Noting that the investigation was ordered by Cardinal Franc Rodé, who directs the Congregation for Institutes of Consecrated Life and Societies of Apostolic Life, Cummings, author of “New Women of the Old Faith: Gender and American Catholicism in the Progressive Era,” said that Cardinal Rodé observed last year that “all is not well with religious life in America” and more recently criticized nuns who “have opted for ways that take them outside communion with Christ in the Catholic Church.”
According to Cummings, such statements, along with the Vatican’s warning to the Leadership Conference of Women Religious that sisters are not doing enough to promote Church teaching on controversial issues, “signal that punitive measures may indeed be on the way for women religious who are not living a ‘traditional’ religious life—that is, those who do not wear habits, do not live in convents, and do not engage in established ministries such as teaching or nursing.
“Though it is too soon to tell exactly what the outcome of the visitation will be,” Cummings said, “it is highly probable that part of it will include an affirmation of congregations that have retained the traditional hallmarks of religious life and a rebuke to those that have left them behind.”
According to Cummings, “The institutional Church has never quite known what to do with women who step out of traditionally female roles, and there is no question that by becoming collectively more professional, more educated and more likely to challenge those in positions of power in both Church and state, the majority of sisters in this country have grown progressively less ‘feminine’ over the past four decades.
“Though they are often accused of moving away from the Church,” Cummings said, “sisters who have chosen this version of religious life actually believe that it represents a more authentic one: In choosing to stand with those on the margins of society, and in witnessing to Christianity at its most radical, they understand themselves to be returning to the founding charisms of their congregations as mandated by the Second Vatican Council.”
Cummings expects the investigation’s final report to “make much of statistics that show that congregations whose members wear habits, live in convents, and engage in conventional ministries are presently attracting more members than their non-traditional counterparts,” but she admonished that “it is far too soon to tell if this trend will be sustained, or whether those who have entered over the past decade will stay permanently.
“Even the fastest-growing congregations today receive far fewer new members annually than most women’s religious communities did a century ago,” Cummings said.
“From the early 19th century until the late 1960s, religious life offered thousands of Catholic women—most of whom hailed from immigrant, working-class communities—opportunities for education, leadership and meaningful lives far beyond what they were offered in American society at large.

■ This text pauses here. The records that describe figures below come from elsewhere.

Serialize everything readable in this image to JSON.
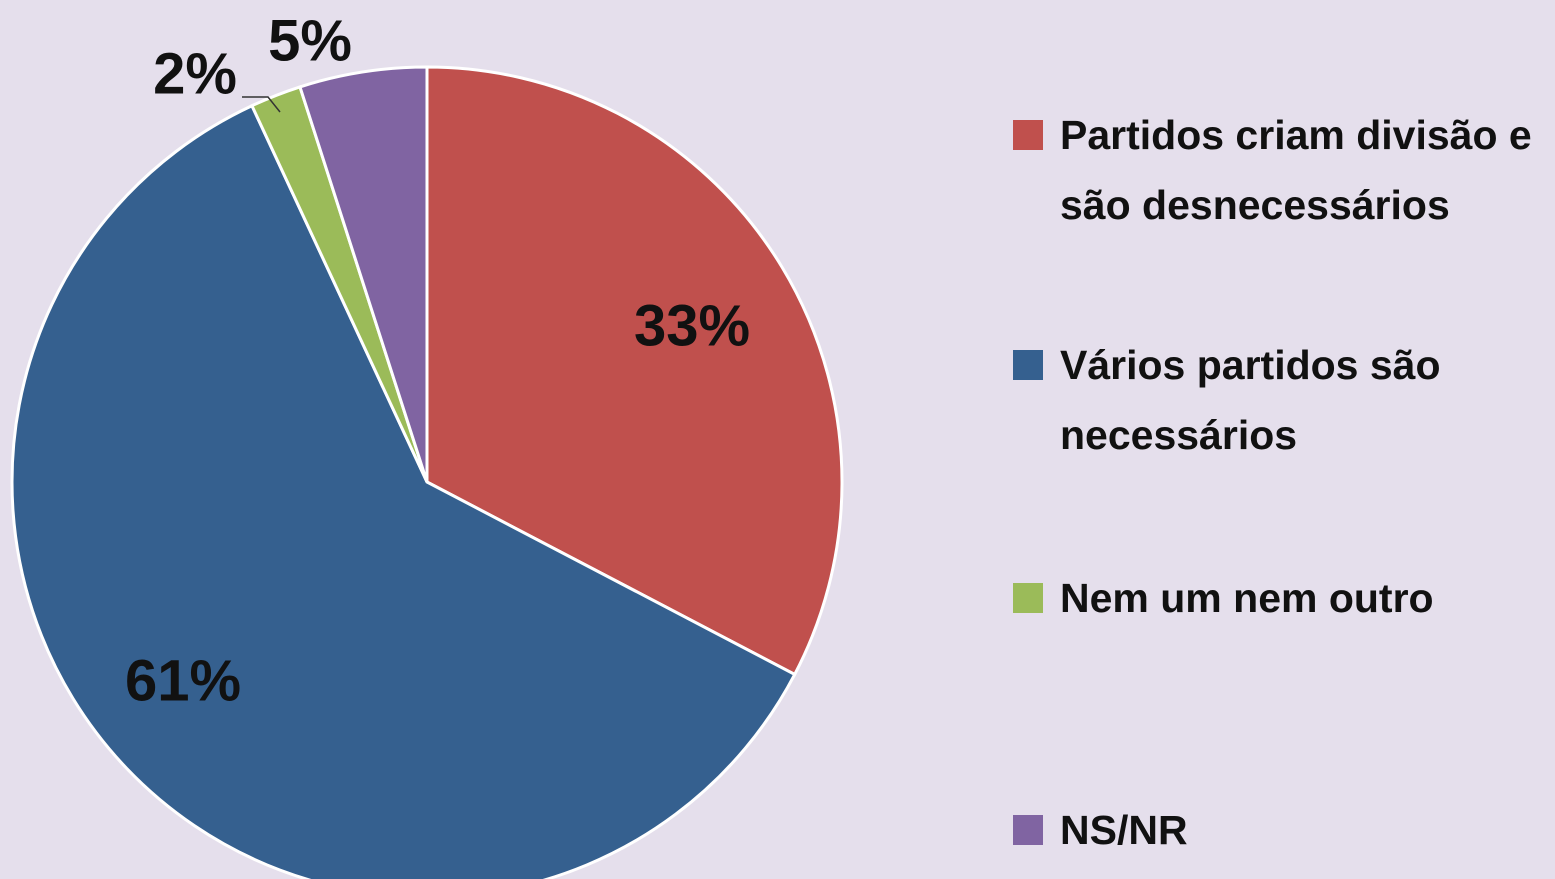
{
  "chart_data": {
    "type": "pie",
    "categories": [
      "Partidos criam divisão e são desnecessários",
      "Vários partidos são necessários",
      "Nem um nem outro",
      "NS/NR"
    ],
    "values": [
      33,
      61,
      2,
      5
    ],
    "value_labels": [
      "33%",
      "61%",
      "2%",
      "5%"
    ],
    "colors": [
      "#c0504d",
      "#35608f",
      "#9bbb59",
      "#8064a2"
    ],
    "legend": "right"
  }
}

But if U.S. Catholic women once saw more possibilities within Church structures than outside of them, since the late 1960s quite the opposite has been true. Because transformations for women in American society have far outpaced those for women in the Church, religious life no longer represents the only option for gifted and faithful Catholic women called to live their vocations in the modern world.”
While earlier generations of Catholics sincerely “understood religious life as a higher and holier calling than life ‘in the world,’” Cummings said, “intermingled with more altruistic motives were other considerations. In encouraging more girls to become nuns, church leaders also were intentionally creating a vast underpaid work force to sustain and expand Catholic institutions, most especially parochial schools. American clergy and hierarchy are less
successful in selling religious life today because most Catholic women today are less willing to dedicate their entire lives to subsidizing the Church’s infrastructure.

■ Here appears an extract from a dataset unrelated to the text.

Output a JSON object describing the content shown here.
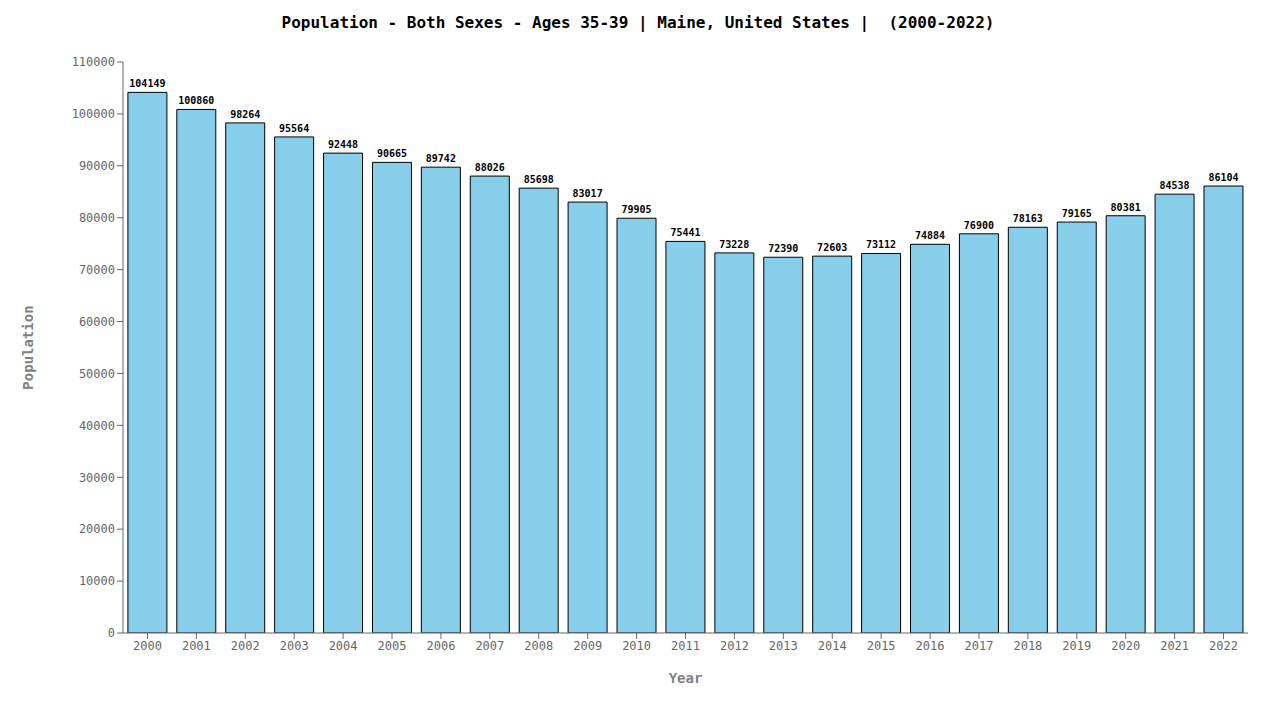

“It is true that the precipitous decline of women religious—not to mention their median
Age—suggests that the numbers will never rebound to what they once were,” Cummings said, “but a smaller population of American sisters is hardly too high a price to pay for two very positive developments: the acknowledgement that religious women are far more valuable to the Church as witnesses than they are as workhorses, and the recognition that all Catholics are called to place their talents and energy in the service of a vibrant Catholic life in this country.”
Cummings, a regular contributor to Commonweal, America and American Catholic Studies, currently is working on a book about women and American Catholicism.